Like a rattlesnake, the voter hisses before eventually striking.

And the so-called apathy is that hiss. It’s playboy politics and wilful delusion on the part of Chamisa and his Triple C to imagine their disastrous performance in running municipalities would come at no cost to them.

That suggests Zimbabweans do not vote rationally, which is a lie. If truth be told, Government’s definitive move to repair infrastructure and amenities which Triple C-run municipalities had systematically destroyed had two outcomes: it won ZANU-PF new votes; it created a dilemma in diehard Triple C supporters who, while angry with their party’s monumental corruption and incompetence, were not about ready to transfer their vote to ZANU-PF.

Those stayed away from the ballot. Tomorrow, they will not stay away, trust me. 

No structures, not even a card 

So, what drives this angry majority to the tipping point and towards ZANU-PF? Simply the programmes aimed at rehabilitating urban infrastructure and amenities which Chamisa and his eventual Triple C destroyed.

And ZANU-PF holds the joker. Both Chamisa’s supporters and his doting, thoughtless scribes in the media have stopped at the 19 seats he regained – from himself – without pausing to think what those seats do for him programmatically and thus electorally.

Re-enter Mwonzora!

Mwonzora ensures Chamisa goes for 2023 without any benefit from the Political Parties Finance Act.

Secondly, he ensures the sword of Damocles by way of recall power he wields remains hanging on people Chamisa claims as his own.

After Mafume’s recall by PDP, many debated why Mafume would wait to be recalled instead of just resigning from PDP to join CCC.

Jacob Mafume

The answer came from an unlikely quarter — Mduduzi Mathuthu!

How can one join a party with no structures or even a membership card, shot back Mduduzi!

Looking at the matter, indeed how? 

Too late to make amends 

There is more.

Minister July Moyo likely will unleash the weapon of Commissions to render nugatory Chamisa’s vaporous victory.

That’s already the case in Harare.

That denies Chamisa the capacity to repair the reputation damage his misgovernance of municipalities wrought upon his party.

That, too, gives the ZANU-PF government the legitimacy it needs to intensify its programmes towards urban repair and renewal of amenities.

ZANU-PF is sure to go about this route frenetically to ensure 2023 arrives when its urban renewal programmes will have made an impression enough to consolidate its urban vote, and to enthuse and win over that vast majority still tergiversating.

Triple C’s venality or at best, sheer ineptitude in running municipal affairs, has made ZANU-PF access and govern the urban voter once more, without the benefit of elections! 

Cognitive distance through infantilism 

Back to Walter Benjamin’s old yet unripe, or to the deeply exhausted yet just born!

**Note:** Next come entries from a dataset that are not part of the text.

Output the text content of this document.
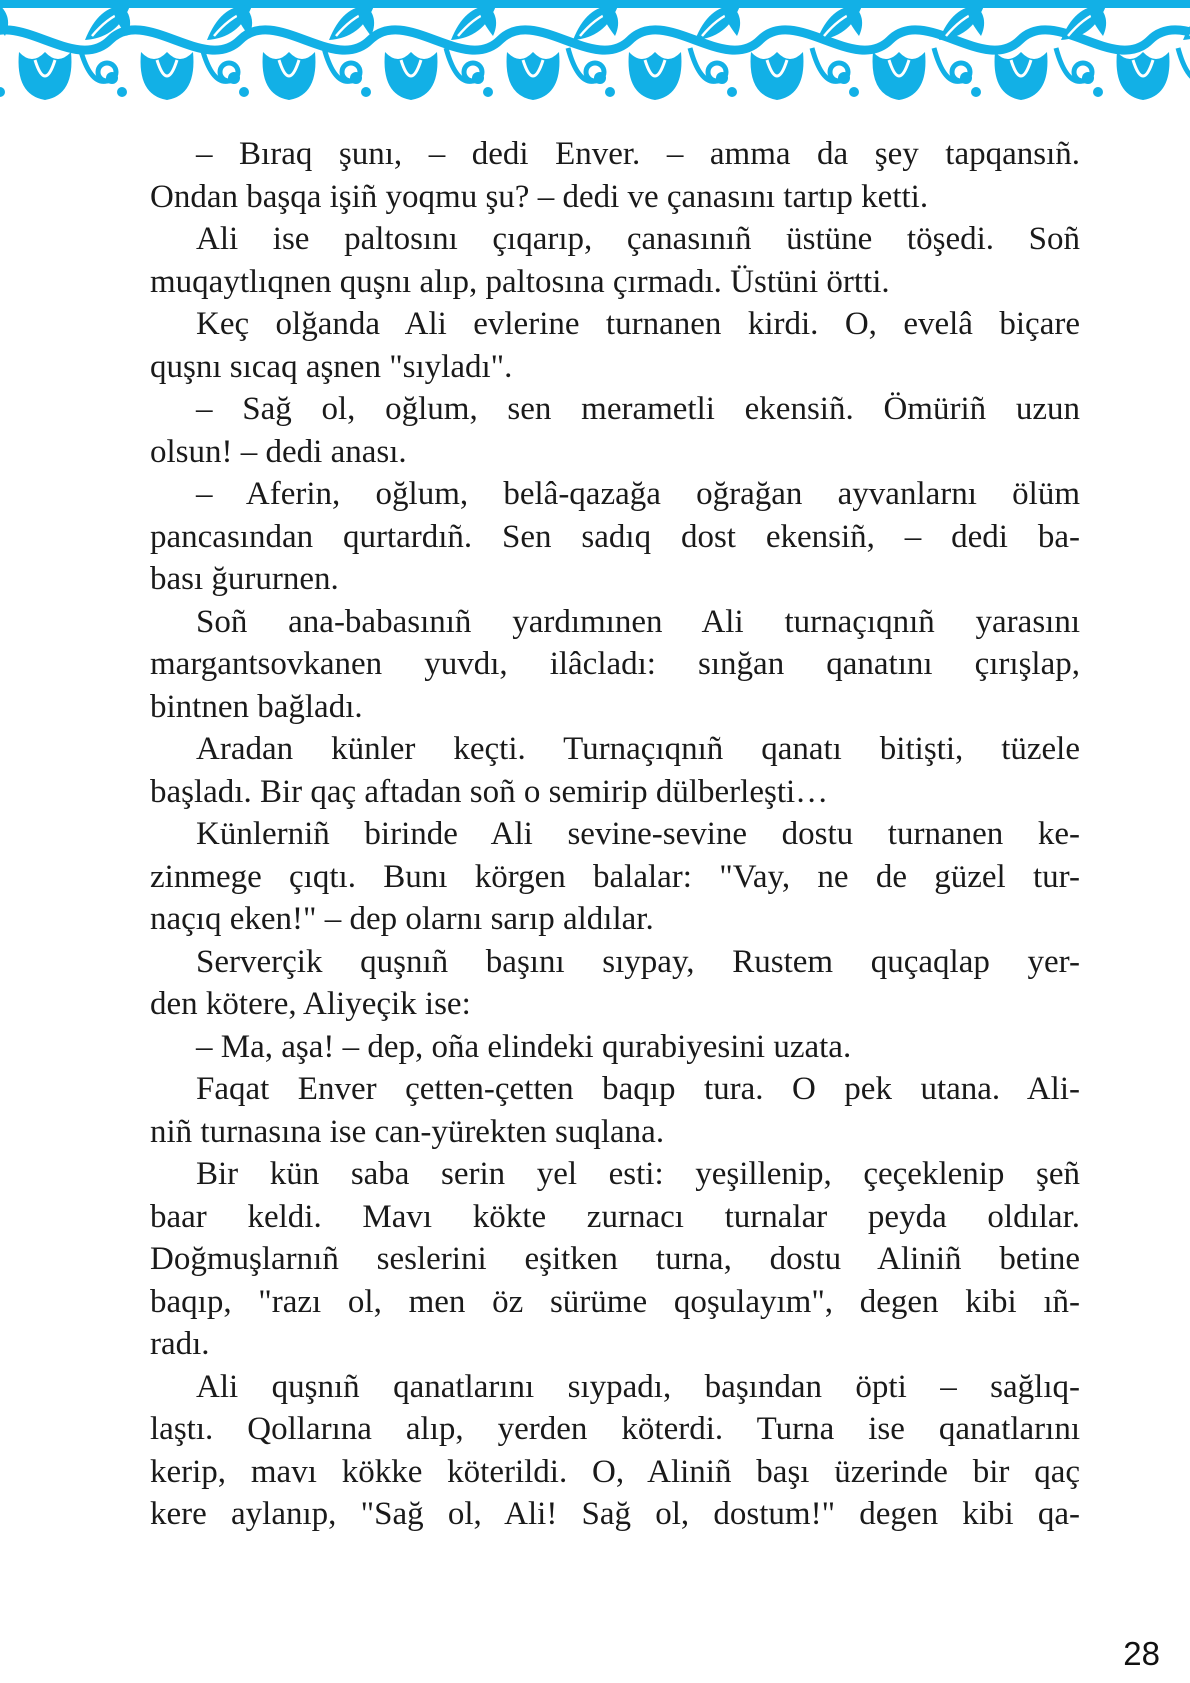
– Bıraq şunı, – dedi Enver. – amma da şey tapqansıñ.
Ondan başqa işiñ yoqmu şu? – dedi ve çanasını tartıp ketti.
Ali ise paltosını çıqarıp, çanasınıñ üstüne töşedi. Soñ
muqaytlıqnen quşnı alıp, paltosına çırmadı. Üstüni örtti.
Keç olğanda Ali evlerine turnanen kirdi. O, evelâ biçare
quşnı sıcaq aşnen "sıyladı".
– Sağ ol, oğlum, sen merametli ekensiñ. Ömüriñ uzun
olsun! – dedi anası.
– Aferin, oğlum, belâ-qazağa oğrağan ayvanlarnı ölüm
pancasından qurtardıñ. Sen sadıq dost ekensiñ, – dedi ba-
bası ğururnen.
Soñ ana-babasınıñ yardımınen Ali turnaçıqnıñ yarasını
margantsovkanen yuvdı, ilâcladı: sınğan qanatını çırışlap,
bintnen bağladı.
Aradan künler keçti. Turnaçıqnıñ qanatı bitişti, tüzele
başladı. Bir qaç aftadan soñ o semirip dülberleşti…
Künlerniñ birinde Ali sevine-sevine dostu turnanen ke-
zinmege çıqtı. Bunı körgen balalar: "Vay, ne de güzel tur-
naçıq eken!" – dep olarnı sarıp aldılar.
Serverçik quşnıñ başını sıypay, Rustem quçaqlap yer-
den kötere, Aliyeçik ise:
– Ma, aşa! – dep, oña elindeki qurabiyesini uzata.
Faqat Enver çetten-çetten baqıp tura. O pek utana. Ali-
niñ turnasına ise can-yürekten suqlana.
Bir kün saba serin yel esti: yeşillenip, çeçeklenip şeñ
baar keldi. Mavı kökte zurnacı turnalar peyda oldılar.
Doğmuşlarnıñ seslerini eşitken turna, dostu Aliniñ betine
baqıp, "razı ol, men öz sürüme qoşulayım", degen kibi ıñ-
radı.
Ali quşnıñ qanatlarını sıypadı, başından öpti – sağlıq-
laştı. Qollarına alıp, yerden köterdi. Turna ise qanatlarını
kerip, mavı kökke köterildi. O, Aliniñ başı üzerinde bir qaç
kere aylanıp, "Sağ ol, Ali! Sağ ol, dostum!" degen kibi qa-
28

Triple C’s wish self-image and description is to be viewed and described as a toddler of a month or so who enters the ring and rattles elders.

We all relish childhood.

Through it, all days are halcyon.

By it, we live the age of innocence.

From it, we abnegate all responsibility.

Who doesn’t want to live a saccharine age?

It’s called contriving cognitive distance from failure!!!

But wait a moment.

How does a new party complain of electoral theft in 2018? How does its leader claim inheritance from late Tsvangirai who left this life early that year?

In what way is a rebranded outfit yet still led by the same claim newness?

Merely because of apparel? Can ZAPU claim the same?

Can Mwonzora claim the same? Can Zanu-PF claim the same after 2017?

Can UANC claim the same after Abel Muzorewa’s death?

Can PDP claim the same after Biti is kicked out?

I suppose Chamisa in yellow, his trounced supporters in sorrow and Fadzayi Mahere in tow, give is the NEW!

Fadzayi Mahere

I am only a donkey that brays in readiness for mating.